Friday, June 10, 2011

Collaborative Consumption

According to Rachel Botsman, author of Collaborative Consumption, we are waking up from an “enormous hangover of excess and waste and starting to reinvent the meaning of more. In so many parts of our lives, we are crossing the chasm from passive consumers to active participants once again.” She argues that it is a powerful cultural and economic force that is re-inventing not just what we consume but how we consume.
Social networks and real-time technologies are allowing us to trade, barter and swap like the good old days. The growth in peer-to-peer commerce and social networks shows that there is renewed belief in the importance of community and that our ability to share has increased our willingness to share. The world is now a global village and technology is ironically allowing us to build trustful relationships with complete strangers and subsequently the way we trade is being reinvented and reinvigorated into much more dynamic and accessible forms.
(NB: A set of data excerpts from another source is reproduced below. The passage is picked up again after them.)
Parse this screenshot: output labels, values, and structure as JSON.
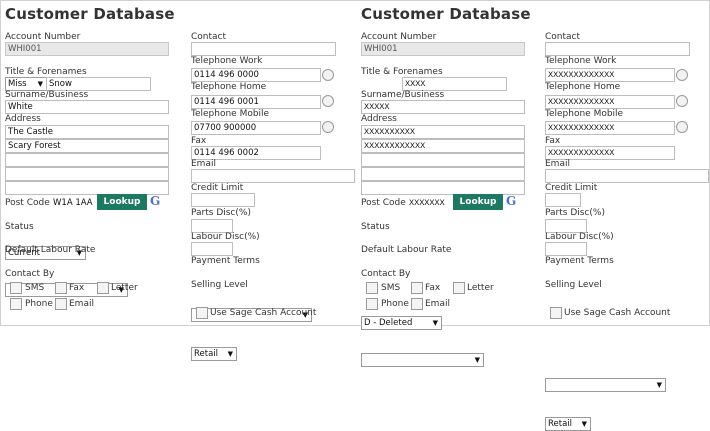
{
  "left": {
    "title": "Customer Database",
    "account_number_label": "Account Number",
    "account_number": "WHI001",
    "title_forenames_label": "Title & Forenames",
    "title_value": "Miss",
    "forenames": "Snow",
    "surname_label": "Surname/Business",
    "surname": "White",
    "address_label": "Address",
    "address_lines": [
      "The Castle",
      "Scary Forest",
      "",
      "",
      ""
    ],
    "postcode_label": "Post Code",
    "postcode": "W1A 1AA",
    "lookup_label": "Lookup",
    "g_icon_text": "G",
    "status_label": "Status",
    "status_value": "Current",
    "default_labour_label": "Default Labour Rate",
    "default_labour_value": "",
    "contact_by_label": "Contact By",
    "sms_label": "SMS",
    "fax_label": "Fax",
    "letter_label": "Letter",
    "phone_label": "Phone",
    "email_label": "Email",
    "contact_label": "Contact",
    "contact": "",
    "tel_work_label": "Telephone Work",
    "tel_work": "0114 496 0000",
    "tel_home_label": "Telephone Home",
    "tel_home": "0114 496 0001",
    "tel_mobile_label": "Telephone Mobile",
    "tel_mobile": "07700 900000",
    "fax_field_label": "Fax",
    "fax_value": "0114 496 0002",
    "email_field_label": "Email",
    "email_value": "",
    "credit_limit_label": "Credit Limit",
    "parts_disc_label": "Parts Disc(%)",
    "labour_disc_label": "Labour Disc(%)",
    "payment_terms_label": "Payment Terms",
    "payment_terms_value": "",
    "selling_level_label": "Selling Level",
    "selling_level_value": "Retail",
    "sage_label": "Use Sage Cash Account"
  },
  "right": {
    "title": "Customer Database",
    "account_number_label": "Account Number",
    "account_number": "WHI001",
    "title_forenames_label": "Title & Forenames",
    "title_value": "",
    "forenames": "XXXX",
    "surname_label": "Surname/Business",
    "surname": "XXXXX",
    "address_label": "Address",
    "address_lines": [
      "XXXXXXXXXX",
      "XXXXXXXXXXXX",
      "",
      "",
      ""
    ],
    "postcode_label": "Post Code",
    "postcode": "XXXXXXX",
    "lookup_label": "Lookup",
    "g_icon_text": "G",
    "status_label": "Status",
    "status_value": "D - Deleted",
    "default_labour_label": "Default Labour Rate",
    "default_labour_value": "",
    "contact_by_label": "Contact By",
    "sms_label": "SMS",
    "fax_label": "Fax",
    "letter_label": "Letter",
    "phone_label": "Phone",
    "email_label": "Email",
    "contact_label": "Contact",
    "contact": "",
    "tel_work_label": "Telephone Work",
    "tel_work": "XXXXXXXXXXXXX",
    "tel_home_label": "Telephone Home",
    "tel_home": "XXXXXXXXXXXXX",
    "tel_mobile_label": "Telephone Mobile",
    "tel_mobile": "XXXXXXXXXXXXX",
    "fax_field_label": "Fax",
    "fax_value": "XXXXXXXXXXXXX",
    "email_field_label": "Email",
    "email_value": "",
    "credit_limit_label": "Credit Limit",
    "parts_disc_label": "Parts Disc(%)",
    "labour_disc_label": "Labour Disc(%)",
    "payment_terms_label": "Payment Terms",
    "payment_terms_value": "",
    "selling_level_label": "Selling Level",
    "selling_level_value": "Retail",
    "sage_label": "Use Sage Cash Account"
  }
}
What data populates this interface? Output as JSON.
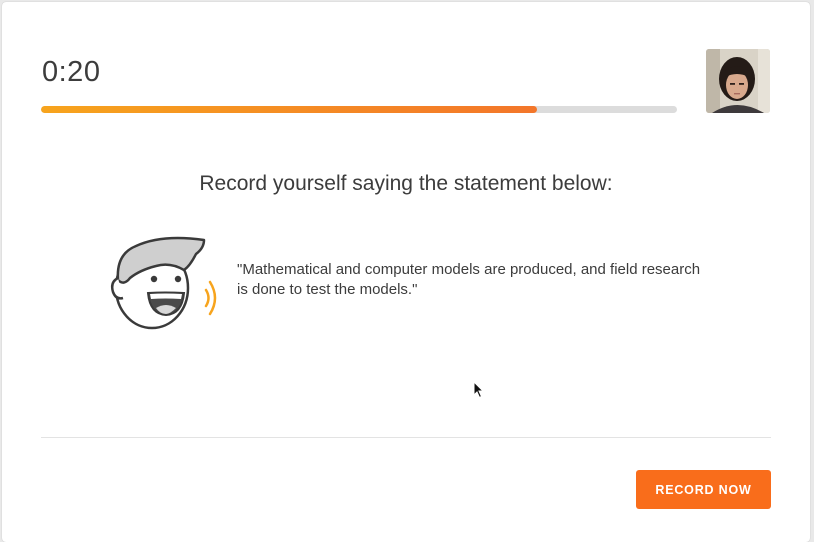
{
  "timer": {
    "value": "0:20"
  },
  "progress": {
    "fraction": 0.78
  },
  "prompt": {
    "text": "Record yourself saying the statement below:"
  },
  "statement": {
    "text": "\"Mathematical and computer models are produced, and field research is done to test the models.\""
  },
  "actions": {
    "record_label": "RECORD NOW"
  },
  "colors": {
    "accent": "#f96d1b",
    "progress_start": "#f7a41d",
    "progress_end": "#f3762a",
    "track": "#dcdcdc",
    "text": "#3c3c3c"
  },
  "icons": {
    "speaker": "speaking-face-icon",
    "webcam": "webcam-preview",
    "cursor": "mouse-cursor-icon"
  }
}
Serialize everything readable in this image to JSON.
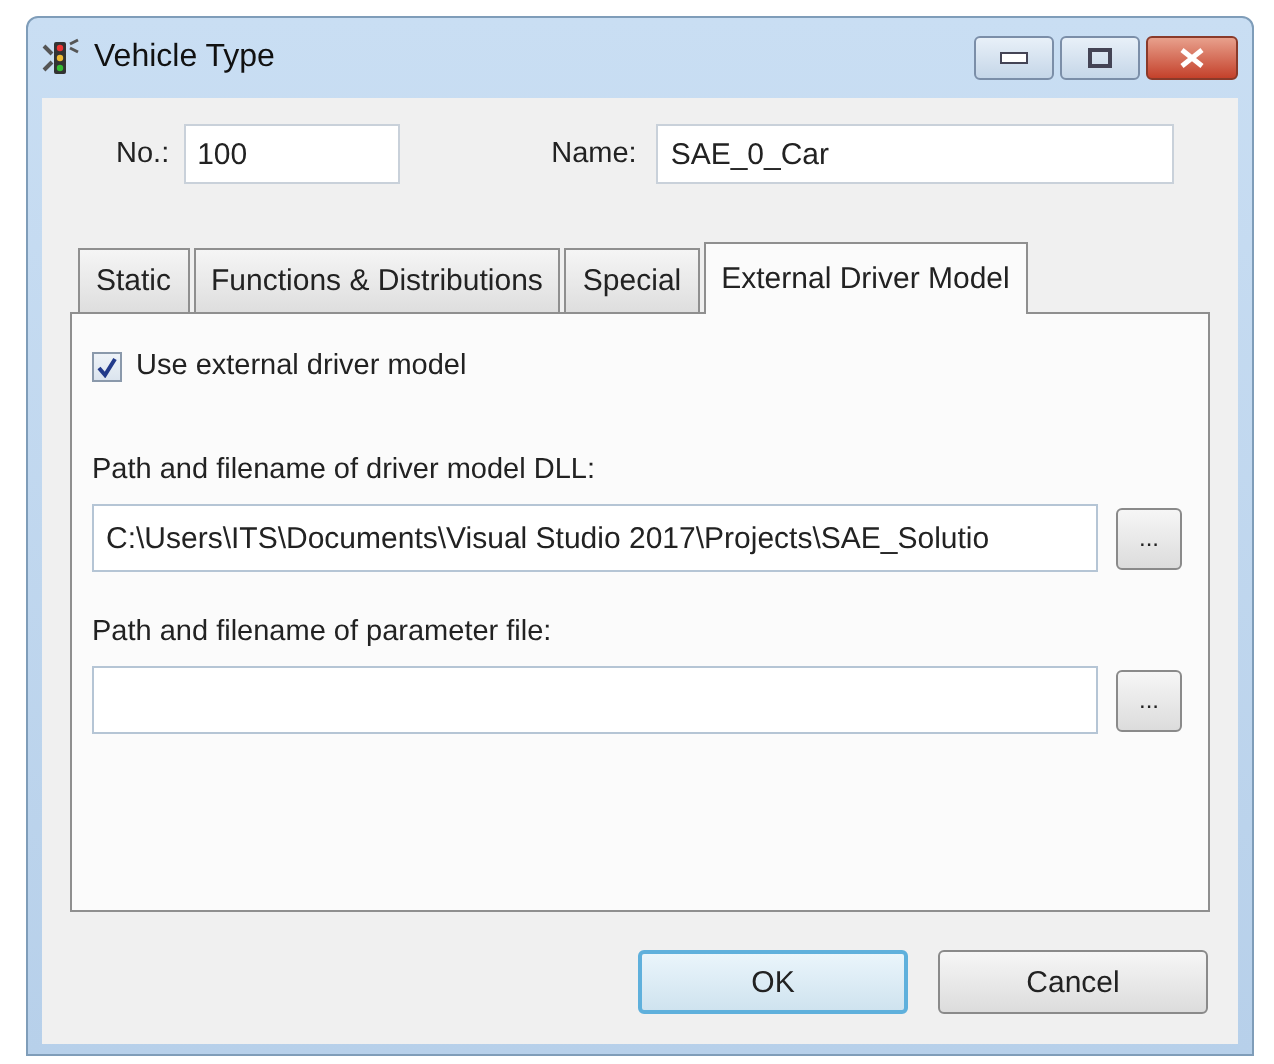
{
  "window": {
    "title": "Vehicle Type"
  },
  "fields": [
    {
      "label": "No.:",
      "value": "100"
    },
    {
      "label": "Name:",
      "value": "SAE_0_Car"
    }
  ],
  "tabs": [
    {
      "label": "Static",
      "selected": false
    },
    {
      "label": "Functions & Distributions",
      "selected": false
    },
    {
      "label": "Special",
      "selected": false
    },
    {
      "label": "External Driver Model",
      "selected": true
    }
  ],
  "use_external_driver_model": {
    "label": "Use external driver model",
    "checked": true
  },
  "paths": [
    {
      "label": "Path and filename of driver model DLL:",
      "value": "C:\\Users\\ITS\\Documents\\Visual Studio 2017\\Projects\\SAE_Solutio",
      "button": "..."
    },
    {
      "label": "Path and filename of parameter file:",
      "button": "..."
    }
  ],
  "buttons": [
    {
      "label": "OK",
      "default": true
    },
    {
      "label": "Cancel",
      "default": false
    }
  ]
}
This is an example of a much larger trend of digital socialism, not socialism in the classic sense but, according to Kevin Kelly, a ‘new brand of socialism that currently operates in the realm of culture and economics, rather than government.’ This new socialism is borderless as there are no boundary limitations to the internet and it’s creating a greater sense of individual autonomy. These meritocracies are only concerned with peer-to-peer production which results in a wealth of free goods and services or payed for goods and services without the middleman. Products are becomig ubiquitous and services are on tap.

If the future of consumption is about being social, about sharing and being collaborative what will that mean for marketing? What will advertisings role be within these cloud based services? This is a new big trend that we will follow and offer opinions on as and when we find the answers. Only time will tell what impact crowds will truly have on how we consume and what role we will play.